A very curious structure compounded of many resemblances. Ultimately it converges on the home video of Falling Down, The Shining is visible throughout, and there is the great discovered disaster (The Fourth Protocol, out of Mrs. Miniver).

The basic ambiguity, which makes for a “double” film like Donaldson’s No Way Out, probably descends from Serling’s “A Passage for Trumpet” (The Twilight Zone), a sharp vision of Capra’s It’s a Wonderful Life (the suicide is very much alive, the Angel Gabriel tells him, it’s the others who are dead).

The discovered assailant is from J. Lee Thompson’s 10 to Midnight, the child psychologist from Equus.

Most remotely is an abstruse understanding, it may be, of Daryl Duke’s Griffin and Phoenix (for a strange order of revenants).
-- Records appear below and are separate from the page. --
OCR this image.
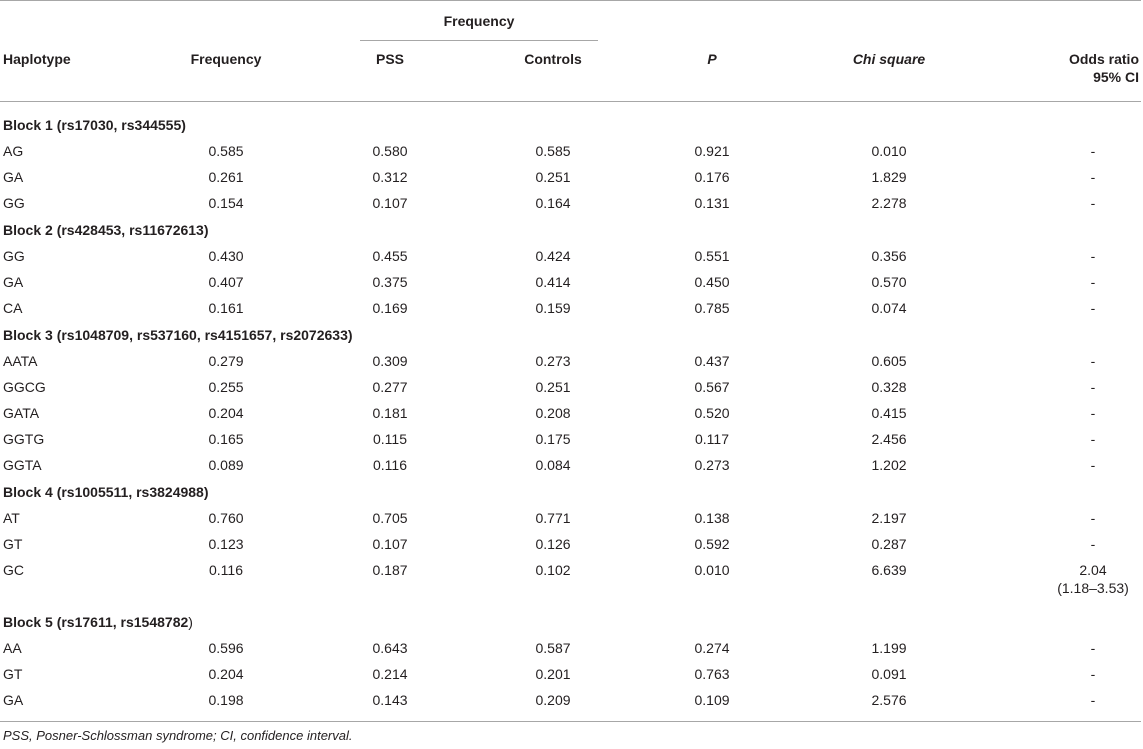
Frequency
Haplotype	Frequency	PSS	Controls	P	Chi square	Odds ratio
95% CI
Block 1 (rs17030, rs344555)
AG	0.585	0.580	0.585	0.921	0.010	-
GA	0.261	0.312	0.251	0.176	1.829	-
GG	0.154	0.107	0.164	0.131	2.278	-
Block 2 (rs428453, rs11672613)
GG	0.430	0.455	0.424	0.551	0.356	-
GA	0.407	0.375	0.414	0.450	0.570	-
CA	0.161	0.169	0.159	0.785	0.074	-
Block 3 (rs1048709, rs537160, rs4151657, rs2072633)
AATA	0.279	0.309	0.273	0.437	0.605	-
GGCG	0.255	0.277	0.251	0.567	0.328	-
GATA	0.204	0.181	0.208	0.520	0.415	-
GGTG	0.165	0.115	0.175	0.117	2.456	-
GGTA	0.089	0.116	0.084	0.273	1.202	-
Block 4 (rs1005511, rs3824988)
AT	0.760	0.705	0.771	0.138	2.197	-
GT	0.123	0.107	0.126	0.592	0.287	-
GC	0.116	0.187	0.102	0.010	6.639	2.04
(1.18–3.53)
Block 5 (rs17611, rs1548782)
AA	0.596	0.643	0.587	0.274	1.199	-
GT	0.204	0.214	0.201	0.763	0.091	-
GA	0.198	0.143	0.209	0.109	2.576	-
PSS, Posner-Schlossman syndrome; CI, confidence interval.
Lawrence Kasdan’s I Love You to Death is furthermore indicated, somewhat more brusquely.

 

 

Signs

In the classically English model of science-fiction satire, the earthlings are safely ensconced at a pub when, to their considerable surprise, something lands nearby and disgorges an inhabitant of outer space whose sex is dubious or unexplored (Devil Girl from Mars, Stranger from Venus).

Here, at a rural American farmhouse, the pace is quickened as you might say with astral graffiti of crop circles, which as you and I and the characters know, are pranks founded initially by two English artists.

Shyamalan is very good with rapid equations, one that ends in a POV of an alien’s baptism is economical and efficient, for example.

The clarity all this casts upon Spielberg’s Close Encounters of the Third Kind is most uncanny, so that the earlier film almost seems like an anagram of Kramer’s Ship of Fools, with its sandstorm prologue of headlights and linguistic difficulties, and the WWII aviators disgorged by the superabundant alien craft.